Par la fourmi
Je vous mets en fond sonore une chanson qui a bercé ma jeunesse. C'est la seule que mon père chantait, lui qui n'était pas du tout musicien, et j'ai demandé qu'on la diffuse au crématorium pour accompagner son départ. C'est un hymne à une rivière, La Briance. Contrairement à ce que j'ai toujours cru, "Lo Brianço" n'est pas un vieil air du folklore, mais un poème de la fin du XIXe, écrit par Joseph Mazabraud et mis en musique en 1897 par François Sarre. Sans radio, ni réseaux sociaux, la diffusion fut rapide, et les poilus l'ont chantée dans les tranchées.
Pendant mon périple Limousin, j'ai tenu à rencontrer cricri 87, avec qui j'ai certains points communs. Bloguer c'est bien, échanger quelques messages personnels, c'est encore mieux, mais rien ne vaut une rencontre en vrai.
On est accueillis par un superbe oiseau. Si vous regardez le blog de cricri, vous verrez plein d'oiseaux, insectes et autres bestioles sauvages. Hélas, ce blog est "en panne" depuis six ans. Depuis qu'elle a perdu son Michel qu'elle aimait tant, cricri n'a plus le courage d'écrire.
Cricri vit près de la Briance, et elle nous a conduits à Solignac, dans un petit restau très sympa tenu par un de ses anciens élèves.
Après un bon repas fait de produits locaux, nous avons fait quelques pas pour admirer le vieux pont :
Cricri n'écrit plus, mais elle parle, et moi aussi. L'Ours a eu le temps de faire quelques photos ! Vous voyez les deux pipelettes ?
Après les bords de Briance, nous sommes allés faire une brève visite de l'église abbatiale Saint-Pierre Saint-Paul de Solignac.
J'ai découvert que le célèbre Saint Eloi, né tout près de Limoges, avait fondé le monastère de Solignac vers 630.
Ce monument a subi, au fil des siècles, quantité d'agressions, de démolitions et de reconstructions. Je ne vous ferai pas le détail. J'ai simplement vu un très beau bâtiment.

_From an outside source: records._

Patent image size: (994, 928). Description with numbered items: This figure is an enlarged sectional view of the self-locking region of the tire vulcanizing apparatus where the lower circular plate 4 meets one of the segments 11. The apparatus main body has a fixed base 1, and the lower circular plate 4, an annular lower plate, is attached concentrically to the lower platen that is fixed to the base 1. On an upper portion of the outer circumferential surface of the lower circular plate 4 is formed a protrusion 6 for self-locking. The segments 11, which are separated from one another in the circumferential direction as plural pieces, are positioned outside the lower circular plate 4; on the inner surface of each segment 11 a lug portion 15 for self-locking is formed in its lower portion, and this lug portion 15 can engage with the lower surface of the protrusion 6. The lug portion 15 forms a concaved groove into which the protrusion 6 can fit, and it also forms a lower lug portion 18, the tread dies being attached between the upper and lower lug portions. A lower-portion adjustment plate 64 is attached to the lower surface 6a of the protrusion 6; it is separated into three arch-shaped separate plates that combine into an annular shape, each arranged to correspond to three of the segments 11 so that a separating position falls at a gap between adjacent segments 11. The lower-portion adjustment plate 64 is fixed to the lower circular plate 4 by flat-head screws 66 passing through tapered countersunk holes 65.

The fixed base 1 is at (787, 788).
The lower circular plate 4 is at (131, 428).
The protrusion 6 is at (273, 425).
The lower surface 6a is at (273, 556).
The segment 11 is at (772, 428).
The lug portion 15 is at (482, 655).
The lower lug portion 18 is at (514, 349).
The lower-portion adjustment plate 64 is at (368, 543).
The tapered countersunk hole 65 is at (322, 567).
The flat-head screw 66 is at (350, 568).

Je termine par cette plaque apposée sur le bâtiment. Cela me rappelle que quantité d'alsaciens sont venus se réfugier dans la campagne limousine pour échapper aux bombardements de leur région. Nous avons connu plusieurs familles déracinées, et mes grands-parents ont ainsi gardé des amis à Dorlisheim. Chez une amie de ma mère, c'est une famille juive qui a trouvé refuge, et eux aussi sont devenus amis pour la vie.
J'ai trouvé un article de blog parlant de ce sujet terrible. On y voit également que le Limousin était "sous-développé", voire arriéré, mais les limousins avaient un grand cœur.
PS message personnel pour Christiane : merci pour cette belle journée. Je suis de retour chez moi, pour de bon, après plusieurs anniversaires à Bordeaux, et le rhume qui m'empêchait de téléphoner s'est enfin calmé... Je peux de nouveau parler.